The first time I had to deal with negative criticism, I was gutted. It was so bad, so painful, that I called my sister up in tears. I’d always thought myself as tough, if not apathetic, but it hurt more than anything had in a long, long time. Yet it was necessary in the way it brought me face-to-face with several epiphanies that had been skimming through the surface but which I’d always looked past, things about myself which I had refused to confront but which I needed to. It was a good lesson in humility and I won’t divulge too much into the particulars here, but it made me realize how lucky and loved I have been, and how spoiled I can be in taking this privilege lightly.

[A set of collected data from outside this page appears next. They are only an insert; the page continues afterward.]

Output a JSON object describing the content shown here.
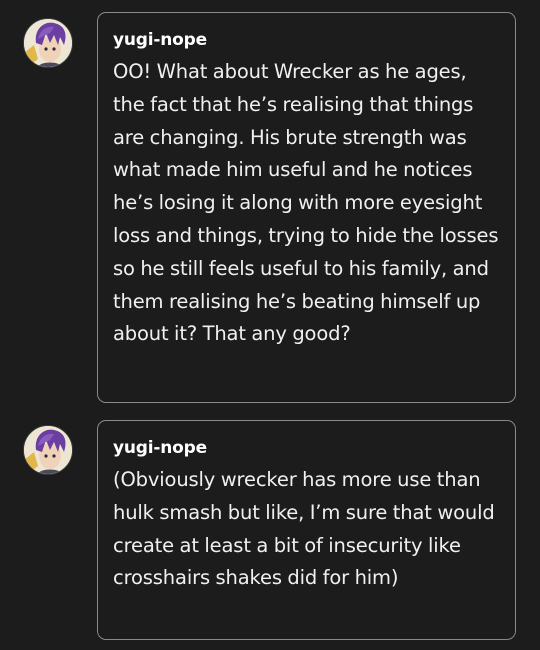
{
  "messages": [
    {
      "username": "yugi-nope",
      "text": "OO! What about Wrecker as he ages, the fact that he’s realising that things are changing. His brute strength was what made him useful and he notices he’s losing it along with more eyesight loss and things, trying to hide the losses so he still feels useful to his family, and them realising he’s beating himself up about it? That any good?"
    },
    {
      "username": "yugi-nope",
      "text": "(Obviously wrecker has more use than hulk smash but like, I’m sure that would create at least a bit of insecurity like crosshairs shakes did for him)"
    }
  ],
  "colors": {
    "background": "#1c1c1c",
    "bubble_border": "#8a8a8a",
    "text": "#f0f0f0",
    "avatar_hair": "#6b3fa0"
  },
  "icons": {
    "avatar": "user-avatar-purple-hair"
  }
}
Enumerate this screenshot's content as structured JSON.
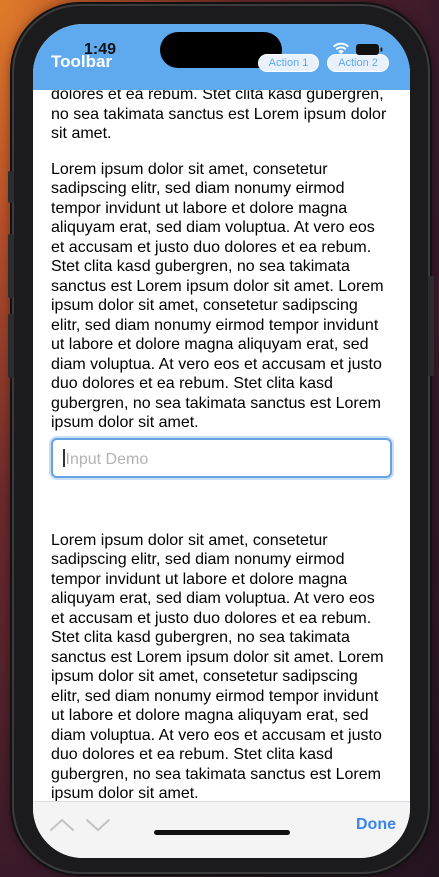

It inspired me to want to be better, which I’ve not felt in a long time. Writing is a process that is extremely self-indulgent in nature and it is easy to get lost in one’s own thoughts and words. I am too long-winded and vain, I think. I am not clever or brave enough, but I want so badly for the good and the real. And how I cringed when I read of Emma Bovary’s delusions in her unlived fantasies and her eventual death which seemed so clumsy and vile in comparison to her grand expectations. It sounded too easily like a life I could mimic. All I’ve wanted is a life of intrigue. Too much that I overlooked the foundations underlying my own comforts.
There is no denying I’ve found a strange creature in myself and in this place. I try to be more dexterous in my actions as I sort out all my wants and my needs, my desires and my affections, to belong and to understand through these given devices.
But I try, anyway.
I try and again, I know that I’ll keep trying. There’s just no other way about it.